The University of Haifa is launching the multiversity revolution and will present the new approach at an Open Day to be held on March 8, 2018, from 4:00 PM, on the university campus. The multiversity approach is based on the belief that the future depends on academic combinations. Tomorrow’s professions require the combination of different fields in order to create holistic and multidisciplinary knowledge, accompanied by practical tools.
As noted, the multiversity approach reflects an assumption that the job market of the future demands multidisciplinary knowledge and a toolbox including broad-based capabilities alongside the specific field of specialization. By way of example: combining law and economics will enable graduates to be more than “just” attorneys and to bring extensive economic knowledge to the field of law. Graduates who combine psychology and economics will be able to use their knowledge of human behavior to enhance their work as economists. Another example of a future profession is based on the combination of cognitive science and information systems. In recent years, researchers have realized that in many cases the human brain acts in a very similar manner to computer networks. Accordingly, knowledge in the field of communication systems acquired in the Department of Information Systems is critical for the field of brain and behavioral research. The reverse is also true: in order to simulate human behavior as closely as possible, programmers need to know what causes human behavior. These are just a few of the countless examples of potential combinations that will be presented in greater detail at the University’s Open Day.

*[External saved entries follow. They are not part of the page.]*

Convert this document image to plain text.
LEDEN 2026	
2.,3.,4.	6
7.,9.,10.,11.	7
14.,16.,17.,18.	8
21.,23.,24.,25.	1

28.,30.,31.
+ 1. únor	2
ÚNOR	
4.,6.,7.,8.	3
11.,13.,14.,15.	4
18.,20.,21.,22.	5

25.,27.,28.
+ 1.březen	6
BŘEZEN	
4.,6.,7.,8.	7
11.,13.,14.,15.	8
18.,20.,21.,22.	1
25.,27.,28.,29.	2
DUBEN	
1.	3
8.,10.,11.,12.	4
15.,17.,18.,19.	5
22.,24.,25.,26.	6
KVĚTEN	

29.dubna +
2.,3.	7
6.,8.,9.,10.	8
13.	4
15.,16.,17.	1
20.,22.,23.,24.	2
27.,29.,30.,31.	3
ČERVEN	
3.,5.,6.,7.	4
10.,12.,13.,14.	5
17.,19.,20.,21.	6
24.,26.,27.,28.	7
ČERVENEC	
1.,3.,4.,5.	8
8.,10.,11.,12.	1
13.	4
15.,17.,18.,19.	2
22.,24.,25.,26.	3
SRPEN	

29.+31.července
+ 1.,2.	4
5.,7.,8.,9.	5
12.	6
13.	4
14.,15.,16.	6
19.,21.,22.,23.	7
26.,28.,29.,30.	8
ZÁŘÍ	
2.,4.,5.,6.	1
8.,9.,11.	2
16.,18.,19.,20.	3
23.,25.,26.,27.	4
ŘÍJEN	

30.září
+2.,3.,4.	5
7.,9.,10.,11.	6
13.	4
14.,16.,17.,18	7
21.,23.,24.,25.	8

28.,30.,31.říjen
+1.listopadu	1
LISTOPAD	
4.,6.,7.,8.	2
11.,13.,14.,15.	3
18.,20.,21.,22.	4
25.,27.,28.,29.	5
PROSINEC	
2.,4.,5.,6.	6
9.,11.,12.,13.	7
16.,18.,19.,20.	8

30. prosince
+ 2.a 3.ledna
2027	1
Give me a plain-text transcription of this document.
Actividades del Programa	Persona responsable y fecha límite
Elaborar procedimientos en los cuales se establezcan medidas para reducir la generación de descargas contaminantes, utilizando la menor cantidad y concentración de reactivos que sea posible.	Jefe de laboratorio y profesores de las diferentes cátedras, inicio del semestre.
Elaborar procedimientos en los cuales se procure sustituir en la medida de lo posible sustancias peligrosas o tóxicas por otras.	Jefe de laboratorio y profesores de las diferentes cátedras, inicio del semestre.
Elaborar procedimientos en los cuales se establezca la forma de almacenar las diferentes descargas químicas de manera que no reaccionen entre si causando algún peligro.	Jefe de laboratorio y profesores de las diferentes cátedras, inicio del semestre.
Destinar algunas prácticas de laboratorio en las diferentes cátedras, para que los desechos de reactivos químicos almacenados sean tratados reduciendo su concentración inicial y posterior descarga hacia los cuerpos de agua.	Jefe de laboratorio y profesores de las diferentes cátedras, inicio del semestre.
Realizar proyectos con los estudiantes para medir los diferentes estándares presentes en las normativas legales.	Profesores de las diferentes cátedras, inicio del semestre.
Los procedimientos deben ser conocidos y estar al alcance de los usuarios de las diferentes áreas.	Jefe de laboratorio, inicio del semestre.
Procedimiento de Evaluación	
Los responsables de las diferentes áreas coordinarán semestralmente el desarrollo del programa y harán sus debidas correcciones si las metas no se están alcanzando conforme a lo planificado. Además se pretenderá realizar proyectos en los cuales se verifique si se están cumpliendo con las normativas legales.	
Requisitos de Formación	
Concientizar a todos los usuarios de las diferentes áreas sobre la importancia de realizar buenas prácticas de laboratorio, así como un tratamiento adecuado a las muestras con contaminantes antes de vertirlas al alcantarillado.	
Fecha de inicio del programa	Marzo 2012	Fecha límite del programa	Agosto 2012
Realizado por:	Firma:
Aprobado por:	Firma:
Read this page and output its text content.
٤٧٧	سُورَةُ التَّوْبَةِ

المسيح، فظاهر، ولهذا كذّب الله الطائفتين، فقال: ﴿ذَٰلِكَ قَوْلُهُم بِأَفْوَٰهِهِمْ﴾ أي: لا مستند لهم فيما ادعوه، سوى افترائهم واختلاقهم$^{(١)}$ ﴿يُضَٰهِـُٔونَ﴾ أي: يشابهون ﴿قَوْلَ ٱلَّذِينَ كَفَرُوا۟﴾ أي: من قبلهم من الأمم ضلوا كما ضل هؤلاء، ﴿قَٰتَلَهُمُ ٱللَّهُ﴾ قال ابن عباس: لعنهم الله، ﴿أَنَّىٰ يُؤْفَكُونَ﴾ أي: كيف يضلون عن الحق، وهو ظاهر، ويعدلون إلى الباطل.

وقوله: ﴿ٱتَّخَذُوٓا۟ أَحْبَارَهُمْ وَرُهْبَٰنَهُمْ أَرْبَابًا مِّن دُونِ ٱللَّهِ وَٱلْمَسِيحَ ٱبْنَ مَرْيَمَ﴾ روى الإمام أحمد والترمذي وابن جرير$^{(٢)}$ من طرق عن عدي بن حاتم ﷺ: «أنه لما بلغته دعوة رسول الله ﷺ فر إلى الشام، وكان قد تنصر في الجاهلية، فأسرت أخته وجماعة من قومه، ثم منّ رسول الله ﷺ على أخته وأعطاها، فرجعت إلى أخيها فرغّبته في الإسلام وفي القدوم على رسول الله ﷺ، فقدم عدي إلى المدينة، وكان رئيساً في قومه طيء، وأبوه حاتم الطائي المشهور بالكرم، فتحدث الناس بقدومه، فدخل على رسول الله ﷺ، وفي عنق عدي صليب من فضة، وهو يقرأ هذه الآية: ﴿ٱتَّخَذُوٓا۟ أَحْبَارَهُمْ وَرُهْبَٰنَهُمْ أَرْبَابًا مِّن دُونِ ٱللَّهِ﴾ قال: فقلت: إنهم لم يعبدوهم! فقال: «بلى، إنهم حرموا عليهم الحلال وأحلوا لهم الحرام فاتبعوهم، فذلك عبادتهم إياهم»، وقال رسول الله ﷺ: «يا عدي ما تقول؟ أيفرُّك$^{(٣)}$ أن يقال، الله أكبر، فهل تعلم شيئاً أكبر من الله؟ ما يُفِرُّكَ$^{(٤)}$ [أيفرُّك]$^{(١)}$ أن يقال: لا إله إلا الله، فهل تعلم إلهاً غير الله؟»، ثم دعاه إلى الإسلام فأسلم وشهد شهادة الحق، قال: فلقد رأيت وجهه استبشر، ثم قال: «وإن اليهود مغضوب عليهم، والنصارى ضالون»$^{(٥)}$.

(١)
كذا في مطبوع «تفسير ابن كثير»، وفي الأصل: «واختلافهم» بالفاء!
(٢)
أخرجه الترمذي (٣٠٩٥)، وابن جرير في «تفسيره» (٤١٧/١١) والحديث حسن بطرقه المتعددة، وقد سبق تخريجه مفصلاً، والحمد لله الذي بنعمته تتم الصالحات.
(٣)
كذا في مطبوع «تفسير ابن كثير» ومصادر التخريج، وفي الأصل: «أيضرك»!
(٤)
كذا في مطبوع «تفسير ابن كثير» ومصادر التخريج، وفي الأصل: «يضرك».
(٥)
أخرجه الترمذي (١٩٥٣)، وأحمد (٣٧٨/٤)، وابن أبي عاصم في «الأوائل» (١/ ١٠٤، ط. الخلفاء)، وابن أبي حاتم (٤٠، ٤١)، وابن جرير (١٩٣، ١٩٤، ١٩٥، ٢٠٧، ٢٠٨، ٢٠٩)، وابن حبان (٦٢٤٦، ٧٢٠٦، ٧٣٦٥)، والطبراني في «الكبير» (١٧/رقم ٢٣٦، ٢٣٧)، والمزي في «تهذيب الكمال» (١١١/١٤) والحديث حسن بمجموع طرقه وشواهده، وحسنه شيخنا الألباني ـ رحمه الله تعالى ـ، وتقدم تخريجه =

The multiversity revolution also reinforces the importance of the humanities, which provide a vital toolbox that include profound analytical capabilities, diverse perspectives, creativity, and other skills. For example, the combination of innovative technology and the humanities at the University of Haifa is reflected in the field of the digital humanities. Graduates in this field will be equipped with advanced technological capabilities alongside a profound grounding in various aspects of the humanities.
“We need to train people for jobs that don’t exist yet and to prepare them to solve problems using technologies that don’t exist yet,” explains University President Prof. Ron Robin. “This is the greatest challenge facing the academic world in the 21st century. We believe that an essential first step is to start to break down the walls between the different academic disciplines. Our goal is not only to ensure that students learn different fields, but also to provide them with tools to enable them to use each field to benefit the other. This demands cognitive flexibility, creativity, thinking outside the box, and an ability to process data and use them differently in each instance. This toolbox will enable graduates to cope with today’s rapidly-changing world.”
University Rector Prof. Gustavo Mesch was one of the first sociologists in Israel to combine technological aspects in his studies and is now a leading scholar in the sociology of social networks. “For centuries, universities were based on academic disciplines that were like fortresses, each one showing why it was different to the others. Even when students studied into disciplines, the format was of two halves that did not communicate with each other. We are trying to get these ‘halves’ to talk to one another and to form a whole that is greater than the sum of its parts,” he explains.
The open Day at the University of Haifa will be held on Thursday, March 8, in the campus from 4:00 PM to 8:00 PM.